I played with two other MTP modes and found the performance to be identical:
JFYI, there is a merged fix for MTP in Flashinfer, but vLLM side doesn’t include it, I will see if I can apply a quick patch or there is an open PR for that now.
I’d be happy to test that to see if that can help bring me back to the main release. I’d prefer to benefit from the regular spark-vllm-docker infrastructure and build process if possible.
How is your experience with Step Fun, Mia? Is it better at coding than DS4F? I am looking for a model for a second option/audit function, 262k is okay as I would run it on summarized reports.
I think it’s about on par with DS4F, but with DS I get much more context and tok/s is better, so I usually stick with that unless I need image support.
Set it up today. BTW your repo is bit datad, even download script does not work with new huggingface cli. Also nccl setup is incomplete. But a good starting point, thanks. I got it running with grafted mtp at 30 tps for 1 seq. Decent speed. But quality wise it’s weak. 84 on hard mode, vs 88-89 ds4f, and in my own custom bencher designed for my specific tasks it’s on par with gemma 12b, pretty funny. But it’s because 12b is unbelievable good for a small model. Real gem. Unlike 26b. Sorta like 27b for qwen. But fast unlike 27b (of course, large amount of actives). Net result: we are blessed by Deepseek, there might be no better model for us for a long while, this good and performant.
would you say DSV4F is better or worse than Stepfun for agentic use? Hermes specifically. DS4 is working very well, but I’m wondering about that sweet sweet vision for my agent’s main model
You already answered my question.
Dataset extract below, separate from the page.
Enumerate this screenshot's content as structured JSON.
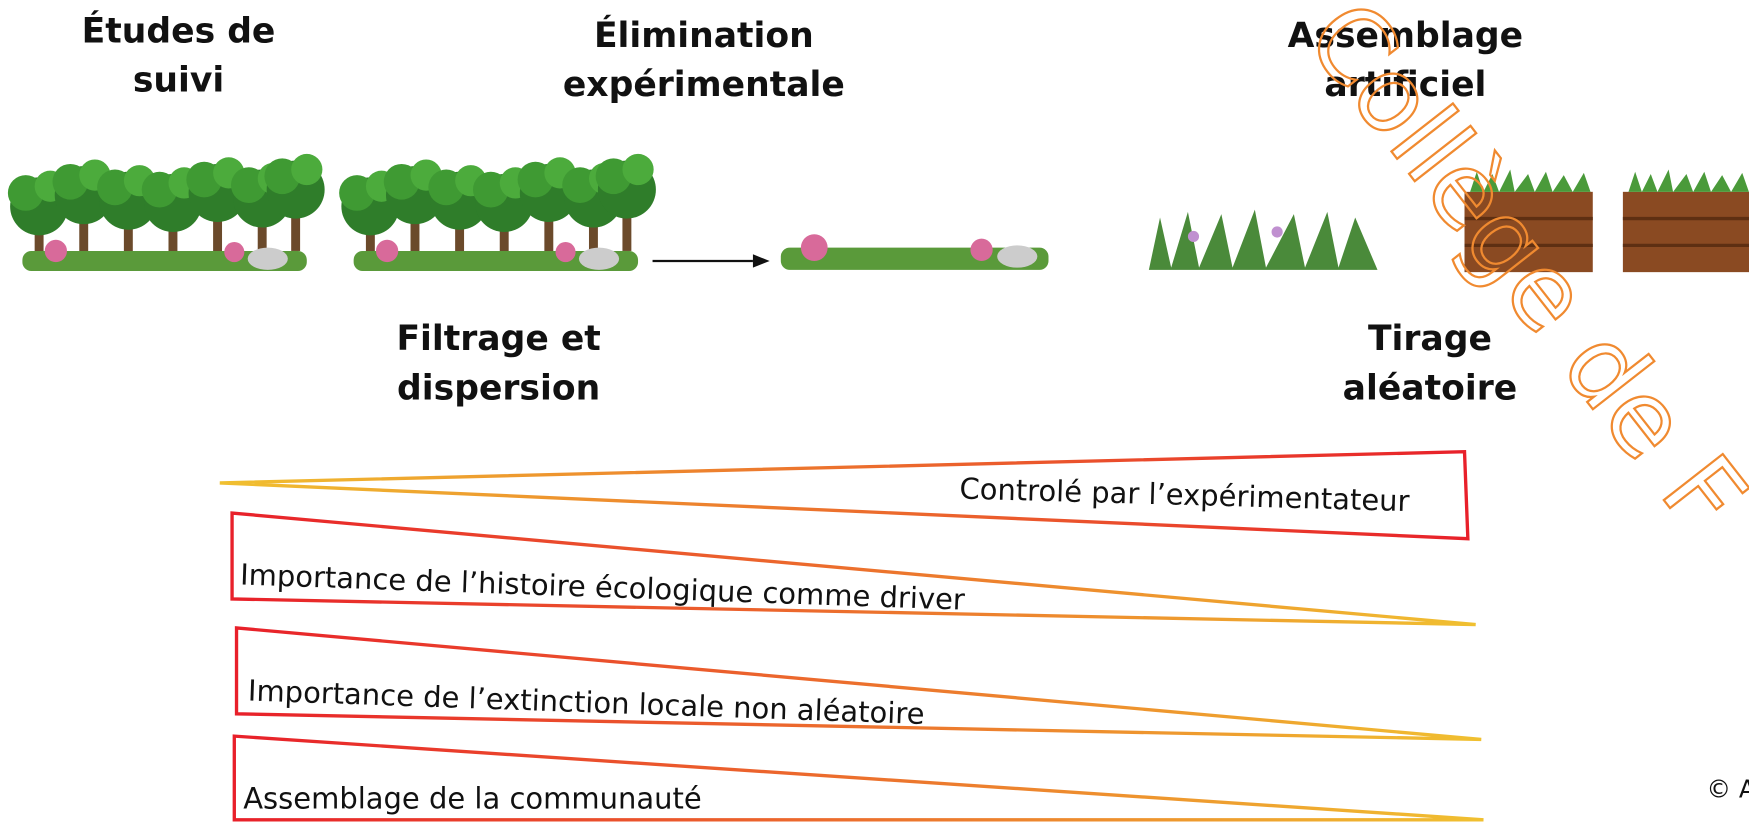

DS4F for the win, it seems!
Yes, gemma4-12b is a sleeper hit. I have not tried the vision capabilities as well, but audio/ASR is insane with this model, it has become the auxilliary agent for deepseek doing compacting, web search, checking tool calls, transcribing voice, etc. 265k native, quantizes cache very well, fits on 16GB with a llama.cpp instance, and its blazing fast.
Actually, re: vision – have you tried using it for OCR/documents/image understanding?
My current set up includes a strix halo running qwen35b and two eGPUs with gemma4-12b and qwen27b, as well as the dual sparks. I like slimming it all down to a single model, but for now, I will continue to use the skinny qwens for vision tasks in hermes :) DS4F is too good to not have it as the main agent model!
Look past tool eval bench as the ultimate source of quality. Audit the log for this model and ones like Gemma4 and you’ll find many reasonable responses which in times of uncertainty may opt to defer to the user for clarification - these get marked failures, but do not indicate agentic failures or lack of tool calling stability. That benchmark can be improved.
Step-3.7-Flash is one of the best models out there pound for pound when it comes to postgraduate level analysis and surprisingly great domain knowledge.
I can only run DS4-Flash via DwarfStar using the hybrid 2-bit quant today, so that may bias me. DS4 seems less reliable than Step-2.7-Flash but that could be due to the latter fitting on single GB10 with the IQ4_XS quant. Point being, this isn’t apples to apples.
I’m working on getting a 2nd GB10 and the full released DS4-Flash is one of the big reasons. Then both should be deployable via vLLM.